Hacker News new | ask | show | jobs
by cmroanirgo 2764 days ago
Found some interesting tidbits in their FAQ [0]:

"Q: What type of text can Amazon Textract detect and extract?

A: Amazon Textract can detect Latin-script characters from the standard English alphabet and ASCII symbols."

So, English only. But very worryingly is that they're going to keep your companies' documents:

"Q. Are document and image inputs processed by Amazon Textract stored, and how are they used by AWS?

A: Amazon Textract may store and use document and image inputs processed by the service solely to provide and maintain the service and to improve and develop the quality of Amazon Textract..."

"Q. Can I delete images and documents stored by Amazon Textract?

A: Yes. You can request deletion of document and image inputs associated with your account by contacting AWS Support. Deleting image and document inputs may degrade your Amazon Textract experience."
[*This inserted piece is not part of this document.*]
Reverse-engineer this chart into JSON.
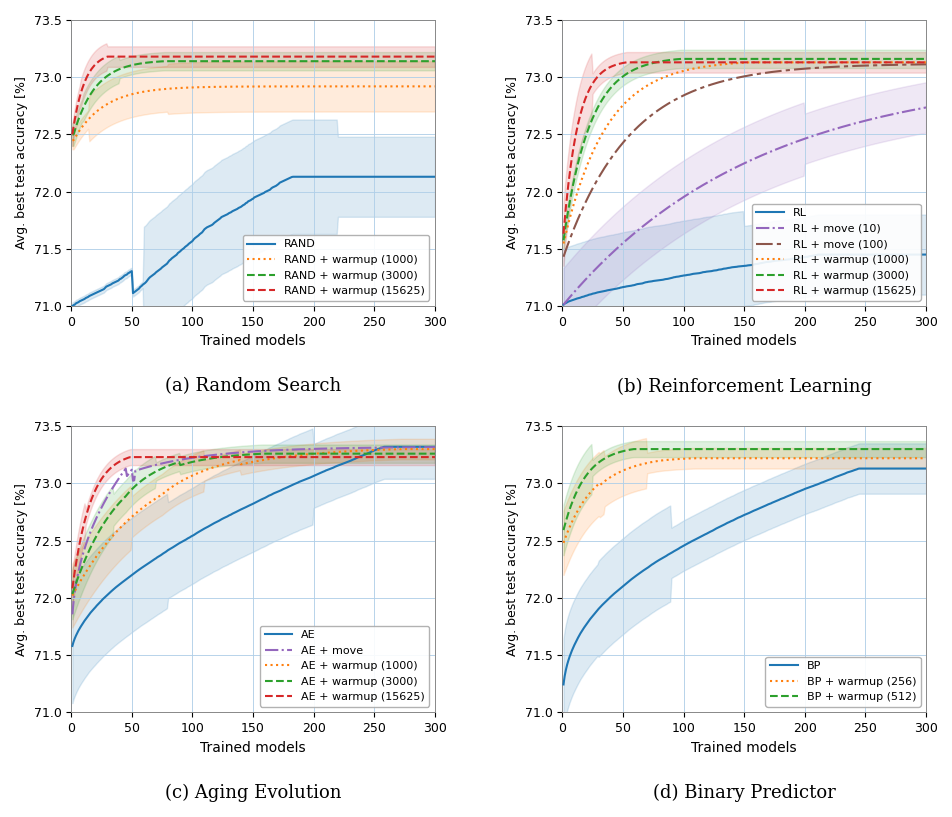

That said, I'm still baffled on what value-add they're providing? For me, from the name alone, it would generate other documents of common types: .txt (without images), .doc, .html (zip). That is, a large part of extracting text is the ability to reflow the text across page boundaries & columns. However, this product states that:

"All extracted data is returned with bounding box coordinates" [1]

...which is how pdf documents lay things out in the first place...Have I missed something?

[0] https://aws.amazon.com/textract/faqs/

[1] https://aws.amazon.com/textract/features/

4 comments

The point of this service is to train their own OCR models for use in other products like Kindle / their e-book store. There doesn't really need to be a value add - if people use it it's a win for them... if people don't it's not really a big loss.
But in order to train something you have to have the input of what is actually there, I don’t see how that is provided here.
There might be a way for users to rate the quality of the result, or at least report it if it is very wrong.
Think less about books, and more about automating input from forms filled out by hand. In working with this tech, I can say that none of it is great and it would be very nice to be able to ditch what's available for stuff that would work better.

For my employer's use case, the data storage and privacy implications are a non-starter.

Wonder if they will offer a local solution.
Shameless plug: I work on custom solutions that do this locally, shoot me an email if interested.
As tracker1 mentioned, don't think of this as for reflowing text for different devices but as a data capture and documents processing solution.

Example: You are dealing with a lot of PDF documents that contain unstructured information (e.g. a filled form) and you need to extract bits of information (e.g. name, address) and output it in a structured format (e.g. JSON/XLS).

Keeping documents and analyzing your business is not new and will not keep people from using it in their companies I'm afraid. At least it doesn't stop people from Using Windows and other M$ products.